4. Operators

We now begin a close look at the linear case.

Definition 4.1 (First-order linear ODE)

A first-order linear ODE is an equation of the form

(4.1)\[\dd{x}{t} = a(t) x + f(t).\]

We call \(a(t)\) the coefficient function and \(f(t)\) the forcing function.

Attention

A linear ODE has a linear dependence on the unknown (dependent) variable \(x\). It may have arbitrary dependence on the independent variable \(t\). Also, the solution \(x\) is usually not a linear function of \(t\).

Warning

If presented with a linear ODE in the form \(b(t)x' + c(t)x = g(t)\), you should divide through by \(b\) and rearrange so that the equation is in standard form (4.1) if you want to apply one of our formulas.

There are some strong analogies between (4.1) and the linear algebraic system \(\bfA\bfx=\bfb\). Some new notation helps to clarify the similarities.

Definition 4.2 (Linear operator)

A linear operator \(\opA\) is a rule for transforming functions to other functions, such that

\[\begin{align*} \opA[cx(t)] & =c\opA[x(t)], \\ \opA[x(t) + y(t)] &= \opA[x(t)] + \opA[y(t)], \end{align*}\]

for all functions \(x,y\) and numbers \(c\).

Note

You may recognize the two conditions in this definition as restatements of the properties of a linear function.

In this context we are interested in the operator

(4.2)\[\opA[x] = x' - a(t)x,\]

whose linearity you can easily check for yourself against the definition. We can now express the ODE (4.1) simply as

\[ \opA[x]=f. \]

Example

The equation

\[ t x' = \sin(t) - x \]

is linear.
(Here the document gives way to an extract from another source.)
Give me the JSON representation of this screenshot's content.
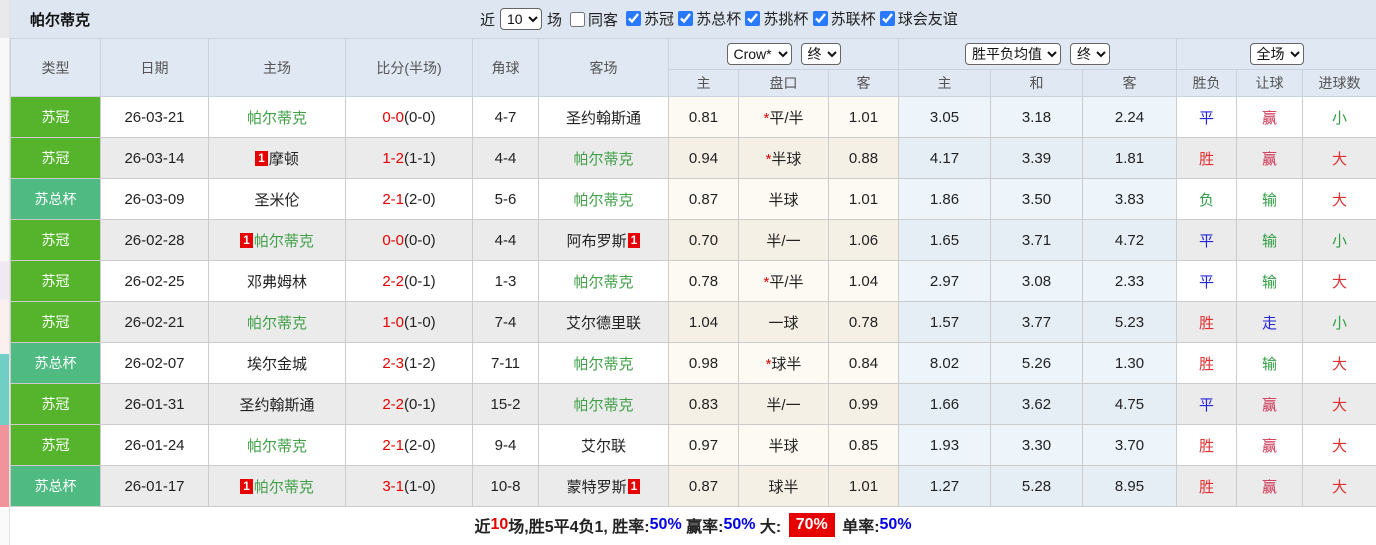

To write it in operator form, we rearrange to

\[ x' + \frac{1}{t}x = \frac{\sin(t)}{t}. \]

Thus the linear operator for this ODE is \(\opA[x]=x' + \tfrac{1}{t}x\), and the ODE is

\[ \opA[x] = \frac{\sin(t)}{t}. \]

4.1. Homogeneous solutions

As with linear systems, we have a special role for the homogeneous linear ODE \(\opA[x]=0\), or

\[ \dd{x}{t} = a(t)x, \]

which is (4.1) with zero forcing.

Theorem 4.3 (Superposition)

If \(x_1(t), x_2(t),\ldots x_k(t)\) are solutions of \(\opA[x]=0\), then so is any linear combination \(c_1x_1 + \cdots + c_kx_k\) for constants \(c_j\).

Proof

Because of linearity we can write

\[\opA[c_1x_1 + \cdots + c_kx_k] = c_1\opA[x_1] + \cdots + c_k\opA[x_k].\]
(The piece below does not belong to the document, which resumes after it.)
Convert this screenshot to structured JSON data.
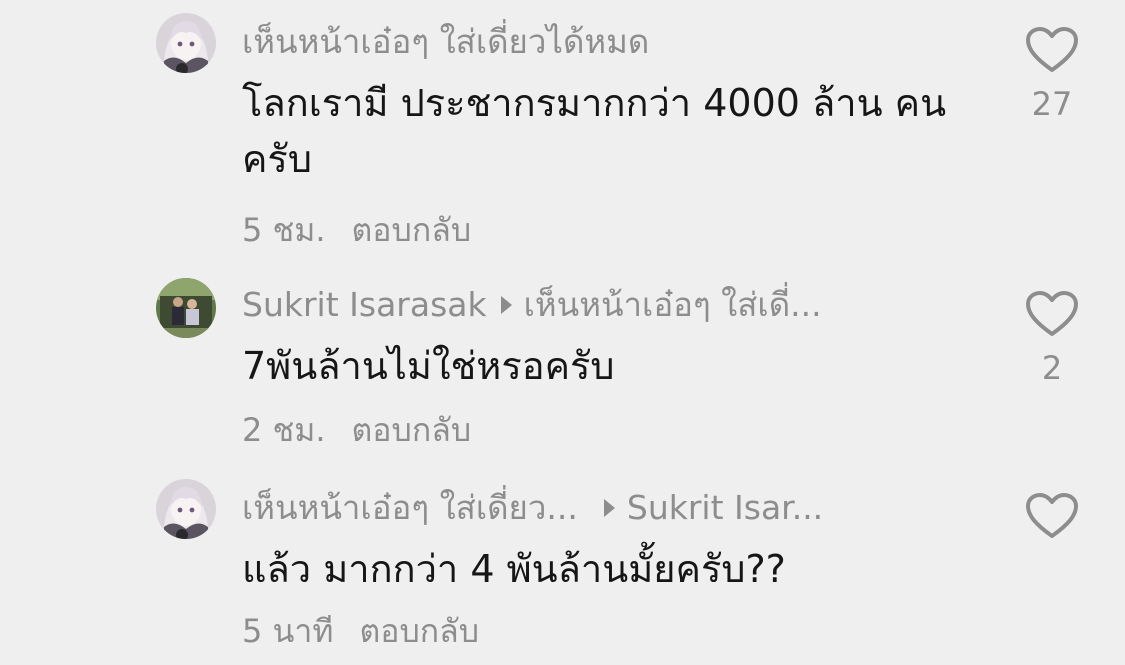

By assumption, each \(\opA[x_j]=0\). So the sum on the right is zero as well.

4.2. General solutions

For the problem with nonzero forcing, we can follow the same script as for general solutions of \(\bfA\bfx=\bfb\) to get the following result.

Theorem 4.4

All solutions of \(\opA[x]=f\) may be written as

\[x(t) = x_h(t) + x_p(t),\]

where \(x_h\) is the general solution of \(\opA[x]=0\) and \(x_p\) is any particular solution of \(\opA[x]=f\). We call this the general solution of the linear ODE.
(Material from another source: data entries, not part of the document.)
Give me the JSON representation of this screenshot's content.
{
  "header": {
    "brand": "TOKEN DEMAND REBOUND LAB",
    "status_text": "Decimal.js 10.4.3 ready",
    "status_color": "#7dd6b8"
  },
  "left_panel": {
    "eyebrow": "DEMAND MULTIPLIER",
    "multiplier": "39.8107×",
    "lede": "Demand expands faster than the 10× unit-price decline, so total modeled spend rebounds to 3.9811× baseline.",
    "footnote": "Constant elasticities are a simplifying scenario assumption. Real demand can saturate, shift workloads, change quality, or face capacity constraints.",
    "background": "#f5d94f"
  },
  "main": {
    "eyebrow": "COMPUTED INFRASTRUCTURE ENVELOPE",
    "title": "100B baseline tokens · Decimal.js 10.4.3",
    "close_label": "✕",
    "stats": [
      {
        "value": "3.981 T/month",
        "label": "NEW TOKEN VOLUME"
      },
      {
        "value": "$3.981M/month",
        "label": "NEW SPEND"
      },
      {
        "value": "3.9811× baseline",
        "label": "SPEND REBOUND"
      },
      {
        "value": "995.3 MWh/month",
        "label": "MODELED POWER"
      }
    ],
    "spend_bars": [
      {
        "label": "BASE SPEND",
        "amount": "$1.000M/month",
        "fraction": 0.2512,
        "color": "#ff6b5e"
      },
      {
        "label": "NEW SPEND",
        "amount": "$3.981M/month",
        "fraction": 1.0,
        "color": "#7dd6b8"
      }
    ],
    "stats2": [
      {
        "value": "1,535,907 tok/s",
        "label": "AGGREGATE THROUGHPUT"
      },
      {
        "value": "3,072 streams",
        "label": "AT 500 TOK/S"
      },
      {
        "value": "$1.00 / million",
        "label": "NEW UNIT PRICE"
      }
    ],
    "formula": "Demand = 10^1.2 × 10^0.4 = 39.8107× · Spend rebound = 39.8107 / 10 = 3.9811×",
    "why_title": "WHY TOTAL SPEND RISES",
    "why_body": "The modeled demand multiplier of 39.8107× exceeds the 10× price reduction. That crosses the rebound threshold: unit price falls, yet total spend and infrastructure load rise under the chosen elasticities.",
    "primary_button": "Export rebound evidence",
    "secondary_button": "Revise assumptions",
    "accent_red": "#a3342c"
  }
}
We have arrived at a solution strategy for \(\opA[x]=f\).

Algorithm 4.5 (Solution of a first-order linear ODE)
  1. Find the general solution \(x_h\) of the associated homogeneous problem \(\opA[x]=0\).

  2. Find any particular solution \(x_p\) of the original \(\opA[x]=f\).

  3. Add them.

  4. If an initial condition is given, solve for the integration constant.

We elaborate on steps 1 and 2 in the next several sections.